Imagine a phone, a bunch of Internet-of-things (IoT for short) appliances, and a good home network. Imagine checking out a bedroom set warehouse price while checking out the inventory of your refrigerator, and monitoring the status of your laundry all at the same time, while you are sitting comfortably in the living room. Imagine that your smartphone controls everything in your house. This is the future we’re currently looking at as 5G technology and the IoT meet next year.
With the coming of 5G technology in 2019, the Internet-of-things technology will drastically change. With clearer signals, you’ll be able to connect several appliances in your home to the same network used by your mobile phone or your computer. Your smartphone or your PC can control each device. And you don’t even have to look at the appliances as their status is fed from the machine to your mobile device or PC.
One phone app to rule them all
Samsung, LG, and a bunch of other tech companies are currently pursuing this technology. As manufacturers of different appliances, you can see how IoT technology linking their devices and appliances could tempt people to keep buying from their brand. Say you got an LG phone that includes an app that can connect with LG appliances, with exclusive functions. Rather than buy a dishwasher or a washing machine from another manufacturer, you can purchase stuff from LG instead, so you can be sure that the devices are compatible with your phone. Instead of buying another manufacturer’s TV or air conditioner, buy one from Samsung, since you use a Samsung phone. This encourages company loyalty by customers that can last as long as you keep them satisfied. The downside of this strategy, however, is that should something happen, and you lose some customers in the mobile phone market, you’ll also lose customers who’ll buy your appliances. Though if they are surrounded by IoT appliances of only one brand they might be compelled to keep being loyal to that brand.

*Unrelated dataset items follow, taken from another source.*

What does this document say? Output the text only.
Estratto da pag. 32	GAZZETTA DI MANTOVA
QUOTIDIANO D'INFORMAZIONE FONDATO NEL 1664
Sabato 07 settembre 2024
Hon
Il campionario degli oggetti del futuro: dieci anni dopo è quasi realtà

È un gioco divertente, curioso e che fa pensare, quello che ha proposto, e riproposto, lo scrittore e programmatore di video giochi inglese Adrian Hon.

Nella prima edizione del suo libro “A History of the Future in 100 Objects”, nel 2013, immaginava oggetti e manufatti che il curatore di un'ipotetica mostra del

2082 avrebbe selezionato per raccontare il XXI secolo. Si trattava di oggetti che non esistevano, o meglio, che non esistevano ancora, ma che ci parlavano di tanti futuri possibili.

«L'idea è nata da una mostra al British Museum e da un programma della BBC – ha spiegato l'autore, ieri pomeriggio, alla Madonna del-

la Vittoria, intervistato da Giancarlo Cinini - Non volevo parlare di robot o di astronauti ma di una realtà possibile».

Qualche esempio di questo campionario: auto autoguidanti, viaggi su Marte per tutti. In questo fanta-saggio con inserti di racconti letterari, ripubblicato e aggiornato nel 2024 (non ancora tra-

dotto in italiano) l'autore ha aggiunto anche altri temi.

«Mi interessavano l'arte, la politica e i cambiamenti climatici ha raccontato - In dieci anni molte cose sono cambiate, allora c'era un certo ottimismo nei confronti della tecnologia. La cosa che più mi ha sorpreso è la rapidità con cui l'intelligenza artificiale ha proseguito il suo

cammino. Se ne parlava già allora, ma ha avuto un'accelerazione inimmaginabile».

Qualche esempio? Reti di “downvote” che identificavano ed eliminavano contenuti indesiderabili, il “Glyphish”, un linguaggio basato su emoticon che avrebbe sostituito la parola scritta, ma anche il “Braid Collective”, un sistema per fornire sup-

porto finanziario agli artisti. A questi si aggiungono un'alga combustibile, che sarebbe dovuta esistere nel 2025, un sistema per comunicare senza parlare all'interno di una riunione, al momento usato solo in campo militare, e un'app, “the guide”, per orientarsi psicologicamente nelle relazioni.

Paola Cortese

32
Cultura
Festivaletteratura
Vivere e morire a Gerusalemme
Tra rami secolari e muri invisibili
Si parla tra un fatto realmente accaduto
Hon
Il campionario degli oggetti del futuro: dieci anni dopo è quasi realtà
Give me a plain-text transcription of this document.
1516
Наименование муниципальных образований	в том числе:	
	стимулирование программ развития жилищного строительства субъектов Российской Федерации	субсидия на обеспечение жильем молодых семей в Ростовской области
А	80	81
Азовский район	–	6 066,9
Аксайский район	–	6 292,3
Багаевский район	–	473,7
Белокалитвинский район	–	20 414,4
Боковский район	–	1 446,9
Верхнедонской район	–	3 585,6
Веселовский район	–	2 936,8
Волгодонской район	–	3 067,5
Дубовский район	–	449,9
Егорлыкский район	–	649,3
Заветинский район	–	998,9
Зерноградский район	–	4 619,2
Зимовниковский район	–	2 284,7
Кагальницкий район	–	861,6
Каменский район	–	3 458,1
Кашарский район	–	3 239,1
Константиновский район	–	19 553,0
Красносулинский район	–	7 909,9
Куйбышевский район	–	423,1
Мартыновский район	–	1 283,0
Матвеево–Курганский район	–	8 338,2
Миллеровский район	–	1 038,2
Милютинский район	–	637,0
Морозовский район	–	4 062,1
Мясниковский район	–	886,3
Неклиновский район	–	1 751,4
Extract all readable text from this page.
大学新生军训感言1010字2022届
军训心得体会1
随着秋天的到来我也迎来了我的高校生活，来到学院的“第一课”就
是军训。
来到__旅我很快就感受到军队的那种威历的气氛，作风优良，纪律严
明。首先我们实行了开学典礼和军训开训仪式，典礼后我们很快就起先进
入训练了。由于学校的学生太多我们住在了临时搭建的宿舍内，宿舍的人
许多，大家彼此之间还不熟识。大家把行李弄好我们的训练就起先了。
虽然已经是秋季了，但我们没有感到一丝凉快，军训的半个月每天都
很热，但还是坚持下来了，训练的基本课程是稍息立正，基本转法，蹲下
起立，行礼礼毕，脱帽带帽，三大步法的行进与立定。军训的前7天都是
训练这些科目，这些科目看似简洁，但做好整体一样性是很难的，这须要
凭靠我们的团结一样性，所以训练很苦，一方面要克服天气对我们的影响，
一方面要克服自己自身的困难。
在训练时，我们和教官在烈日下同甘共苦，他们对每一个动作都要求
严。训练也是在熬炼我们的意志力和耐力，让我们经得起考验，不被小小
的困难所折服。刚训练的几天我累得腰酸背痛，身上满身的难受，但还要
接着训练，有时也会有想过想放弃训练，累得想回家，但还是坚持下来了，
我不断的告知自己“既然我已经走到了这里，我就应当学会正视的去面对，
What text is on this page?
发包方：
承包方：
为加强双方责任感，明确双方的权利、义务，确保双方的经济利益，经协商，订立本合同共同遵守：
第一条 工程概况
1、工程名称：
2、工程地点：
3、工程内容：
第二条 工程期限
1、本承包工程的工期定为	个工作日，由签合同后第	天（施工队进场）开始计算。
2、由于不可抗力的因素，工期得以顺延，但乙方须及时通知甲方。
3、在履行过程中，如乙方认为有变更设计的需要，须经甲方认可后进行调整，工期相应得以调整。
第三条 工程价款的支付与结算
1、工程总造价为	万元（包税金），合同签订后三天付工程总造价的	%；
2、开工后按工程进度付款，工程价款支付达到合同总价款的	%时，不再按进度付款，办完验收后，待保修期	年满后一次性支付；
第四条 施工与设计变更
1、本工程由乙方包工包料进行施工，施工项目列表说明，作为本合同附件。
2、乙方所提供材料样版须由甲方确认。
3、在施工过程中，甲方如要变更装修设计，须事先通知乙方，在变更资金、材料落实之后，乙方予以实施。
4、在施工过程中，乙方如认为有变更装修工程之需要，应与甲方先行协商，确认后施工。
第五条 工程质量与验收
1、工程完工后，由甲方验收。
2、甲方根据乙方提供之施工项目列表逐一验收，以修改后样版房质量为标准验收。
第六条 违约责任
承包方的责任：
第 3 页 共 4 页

But before that happens, 5G technology must be commercialized first. As of now, a house with two floors definitely needs a signal repeater so that the home network can cover the entirety of the house. This is what’s keeping IoT technology from going mainstream. The current signal of the devices is too limited and has a hard time passing through walls without the quality of the signal degrading. If 5G technology becomes a thing in the future, signals will reach farther while the strength and stability of the signal are increased. This means that one will not need to use a repeater as much to cover more extensive areas.
Currently, 5G is still in deployment and testing phases, and tech companies are promising that the latest news we will hear from them concerning 5G will be around the last quarter of 2019.